Parfois, des renflements allongés — car tous ces morts sans sépulture finissent tout de même par entrer dans le sol — un bout d’étoffe seulement sort — indiquent qu’un être humain s’est anéanti en ce point du monde.

Les Allemands qui, hier, étaient ici, ont abandonné sans les ensevelir leurs soldats à côté des nôtres — ainsi qu’en témoignent ces trois cadavres putréfiés l’un sur l’autre, l’un dans l’autre — avec leurs calottes grises dont le bord rouge est caché par une sangle grise, leurs vestes gris-jaune, leurs figures vertes.
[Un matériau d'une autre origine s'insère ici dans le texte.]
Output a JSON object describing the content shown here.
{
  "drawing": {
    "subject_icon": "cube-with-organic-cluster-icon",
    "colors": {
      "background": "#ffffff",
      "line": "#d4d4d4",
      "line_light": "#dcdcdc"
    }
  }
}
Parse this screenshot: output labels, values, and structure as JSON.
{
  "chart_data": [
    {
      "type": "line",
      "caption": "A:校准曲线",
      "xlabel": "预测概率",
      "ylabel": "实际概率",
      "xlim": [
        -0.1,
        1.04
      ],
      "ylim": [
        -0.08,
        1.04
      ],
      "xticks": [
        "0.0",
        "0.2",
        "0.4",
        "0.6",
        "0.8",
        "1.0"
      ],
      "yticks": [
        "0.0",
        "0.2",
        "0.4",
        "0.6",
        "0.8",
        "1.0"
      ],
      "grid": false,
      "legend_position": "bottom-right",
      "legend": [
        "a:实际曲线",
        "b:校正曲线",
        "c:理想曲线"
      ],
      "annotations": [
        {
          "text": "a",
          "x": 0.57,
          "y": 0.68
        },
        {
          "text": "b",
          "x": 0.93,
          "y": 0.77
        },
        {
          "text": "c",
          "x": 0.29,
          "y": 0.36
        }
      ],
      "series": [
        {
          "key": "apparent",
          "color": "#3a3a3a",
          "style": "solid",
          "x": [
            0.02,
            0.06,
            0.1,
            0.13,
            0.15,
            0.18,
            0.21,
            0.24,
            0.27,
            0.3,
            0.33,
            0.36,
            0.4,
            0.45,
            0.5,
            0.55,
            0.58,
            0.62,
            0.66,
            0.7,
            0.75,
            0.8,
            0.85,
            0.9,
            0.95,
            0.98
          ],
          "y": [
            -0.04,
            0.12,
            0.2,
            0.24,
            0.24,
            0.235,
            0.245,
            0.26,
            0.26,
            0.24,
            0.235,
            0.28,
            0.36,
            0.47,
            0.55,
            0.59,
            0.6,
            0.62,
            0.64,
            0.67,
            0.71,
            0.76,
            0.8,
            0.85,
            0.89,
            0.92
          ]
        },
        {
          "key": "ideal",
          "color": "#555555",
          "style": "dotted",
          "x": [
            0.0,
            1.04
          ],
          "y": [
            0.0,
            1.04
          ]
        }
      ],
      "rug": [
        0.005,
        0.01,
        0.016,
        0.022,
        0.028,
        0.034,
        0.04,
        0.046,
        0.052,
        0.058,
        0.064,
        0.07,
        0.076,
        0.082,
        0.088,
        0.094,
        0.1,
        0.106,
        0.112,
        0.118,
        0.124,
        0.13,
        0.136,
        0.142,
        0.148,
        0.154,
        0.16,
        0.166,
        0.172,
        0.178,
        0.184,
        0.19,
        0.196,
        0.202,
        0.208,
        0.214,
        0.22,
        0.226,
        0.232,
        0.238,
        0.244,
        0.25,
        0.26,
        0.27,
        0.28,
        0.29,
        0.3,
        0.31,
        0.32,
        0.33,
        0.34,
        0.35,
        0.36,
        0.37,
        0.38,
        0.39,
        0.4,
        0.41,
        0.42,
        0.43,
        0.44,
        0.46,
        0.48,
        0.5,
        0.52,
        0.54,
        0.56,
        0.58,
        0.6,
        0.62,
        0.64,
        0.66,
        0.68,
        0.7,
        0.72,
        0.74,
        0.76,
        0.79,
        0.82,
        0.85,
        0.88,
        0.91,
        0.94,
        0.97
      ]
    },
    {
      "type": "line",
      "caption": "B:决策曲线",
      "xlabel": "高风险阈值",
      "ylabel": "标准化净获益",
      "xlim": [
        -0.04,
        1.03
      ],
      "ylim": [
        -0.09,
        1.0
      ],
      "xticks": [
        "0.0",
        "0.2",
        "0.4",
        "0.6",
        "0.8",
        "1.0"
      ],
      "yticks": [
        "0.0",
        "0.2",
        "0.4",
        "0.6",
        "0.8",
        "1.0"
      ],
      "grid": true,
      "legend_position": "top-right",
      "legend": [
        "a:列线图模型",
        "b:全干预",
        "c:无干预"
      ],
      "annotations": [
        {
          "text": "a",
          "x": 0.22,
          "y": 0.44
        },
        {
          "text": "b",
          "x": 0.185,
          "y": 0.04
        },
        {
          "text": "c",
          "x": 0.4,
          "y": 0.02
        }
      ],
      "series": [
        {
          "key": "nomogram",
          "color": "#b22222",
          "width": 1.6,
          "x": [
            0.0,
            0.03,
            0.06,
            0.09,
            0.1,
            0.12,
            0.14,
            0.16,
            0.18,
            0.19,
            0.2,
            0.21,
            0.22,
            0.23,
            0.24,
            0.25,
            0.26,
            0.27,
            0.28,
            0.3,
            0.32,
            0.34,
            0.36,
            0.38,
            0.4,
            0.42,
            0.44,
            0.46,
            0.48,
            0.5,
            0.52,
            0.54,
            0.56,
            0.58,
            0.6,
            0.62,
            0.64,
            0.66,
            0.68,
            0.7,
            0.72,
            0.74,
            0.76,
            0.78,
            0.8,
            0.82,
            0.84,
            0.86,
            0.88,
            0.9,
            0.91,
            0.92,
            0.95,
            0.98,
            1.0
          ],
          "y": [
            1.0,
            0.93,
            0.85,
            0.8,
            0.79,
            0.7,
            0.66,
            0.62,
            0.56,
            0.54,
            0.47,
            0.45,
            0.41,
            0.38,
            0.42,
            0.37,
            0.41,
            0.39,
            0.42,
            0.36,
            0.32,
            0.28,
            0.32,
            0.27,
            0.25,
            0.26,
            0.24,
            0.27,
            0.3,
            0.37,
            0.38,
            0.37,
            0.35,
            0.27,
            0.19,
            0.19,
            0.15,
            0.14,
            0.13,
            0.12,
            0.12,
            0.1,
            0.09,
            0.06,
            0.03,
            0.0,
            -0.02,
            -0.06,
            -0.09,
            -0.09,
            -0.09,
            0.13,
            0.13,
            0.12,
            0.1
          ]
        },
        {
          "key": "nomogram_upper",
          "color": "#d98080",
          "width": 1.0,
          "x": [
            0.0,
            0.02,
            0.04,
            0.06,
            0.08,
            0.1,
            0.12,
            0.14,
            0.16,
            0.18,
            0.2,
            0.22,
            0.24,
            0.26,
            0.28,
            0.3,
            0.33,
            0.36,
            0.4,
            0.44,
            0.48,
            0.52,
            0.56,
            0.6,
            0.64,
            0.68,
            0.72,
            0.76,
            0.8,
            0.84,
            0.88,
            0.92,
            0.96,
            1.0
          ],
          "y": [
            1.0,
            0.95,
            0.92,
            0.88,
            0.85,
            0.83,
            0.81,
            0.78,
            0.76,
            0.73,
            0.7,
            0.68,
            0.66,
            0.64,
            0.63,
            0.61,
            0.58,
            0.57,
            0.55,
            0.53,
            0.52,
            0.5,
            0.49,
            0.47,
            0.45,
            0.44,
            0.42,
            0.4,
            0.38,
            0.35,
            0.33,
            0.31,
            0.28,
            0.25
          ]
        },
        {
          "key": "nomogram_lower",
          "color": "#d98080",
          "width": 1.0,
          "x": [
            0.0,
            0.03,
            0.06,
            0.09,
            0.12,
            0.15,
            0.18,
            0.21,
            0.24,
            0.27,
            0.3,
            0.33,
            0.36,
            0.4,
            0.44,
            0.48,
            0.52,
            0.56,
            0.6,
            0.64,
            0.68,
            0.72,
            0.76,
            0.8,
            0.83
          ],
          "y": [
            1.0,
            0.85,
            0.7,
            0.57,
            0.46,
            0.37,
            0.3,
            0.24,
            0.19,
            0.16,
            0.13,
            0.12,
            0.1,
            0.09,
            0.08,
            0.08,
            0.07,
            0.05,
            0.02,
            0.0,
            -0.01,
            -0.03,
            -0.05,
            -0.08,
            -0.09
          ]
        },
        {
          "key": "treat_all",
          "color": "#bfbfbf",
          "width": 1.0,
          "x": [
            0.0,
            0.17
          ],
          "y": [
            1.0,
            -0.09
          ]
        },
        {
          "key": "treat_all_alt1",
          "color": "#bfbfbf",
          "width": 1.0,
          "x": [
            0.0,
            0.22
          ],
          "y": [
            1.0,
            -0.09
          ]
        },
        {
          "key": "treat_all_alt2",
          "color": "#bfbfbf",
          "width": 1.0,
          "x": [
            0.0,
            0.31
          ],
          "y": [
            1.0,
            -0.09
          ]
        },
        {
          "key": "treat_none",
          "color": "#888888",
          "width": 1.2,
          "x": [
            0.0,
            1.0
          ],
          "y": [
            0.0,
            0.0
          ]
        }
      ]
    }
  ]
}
Je cherche les traits de l’un d’eux : depuis les profondeurs de son cou jusqu’aux touffes de cheveux collés au bord de son calot, il présente une masse terreuse, la figure changée en fourmilière — et deux fruits pourris à la place des yeux. L’autre, vide, sec, est aplati sur le ventre, le dos en loques quasi flottant, les mains, les pieds et la face enracinés dans le sol.

— Regardez ! Il est récent, celui-ci…

Au milieu de la plaine, au fond de l’air pluvieux et glacé, au milieu de ce lendemain blême d’une orgie de massacre, c’est une tête plantée par terre, une tête exsangue et humide, avec une lourde barbe.

Un des nôtres : le casque est à côté. Les paupières enflées laissent voir un peu de la morne faïence de ses yeux et une lèvre luit comme une limace dans la barbe obscure. Sans doute, il est tombé dans un trou d’obus qu’un autre obus a comblé, l’enterrant jusqu’au cou comme l’Allemand à tête de chat du Cabaret Rouge.

— Je ne le reconnais pas, dit Joseph qui s’avance très lentement et s’exprime avec peine.

— Moi, je le reconnais, répond Volpatte.

— C’barbu-là ? fait la voix blanche de Joseph.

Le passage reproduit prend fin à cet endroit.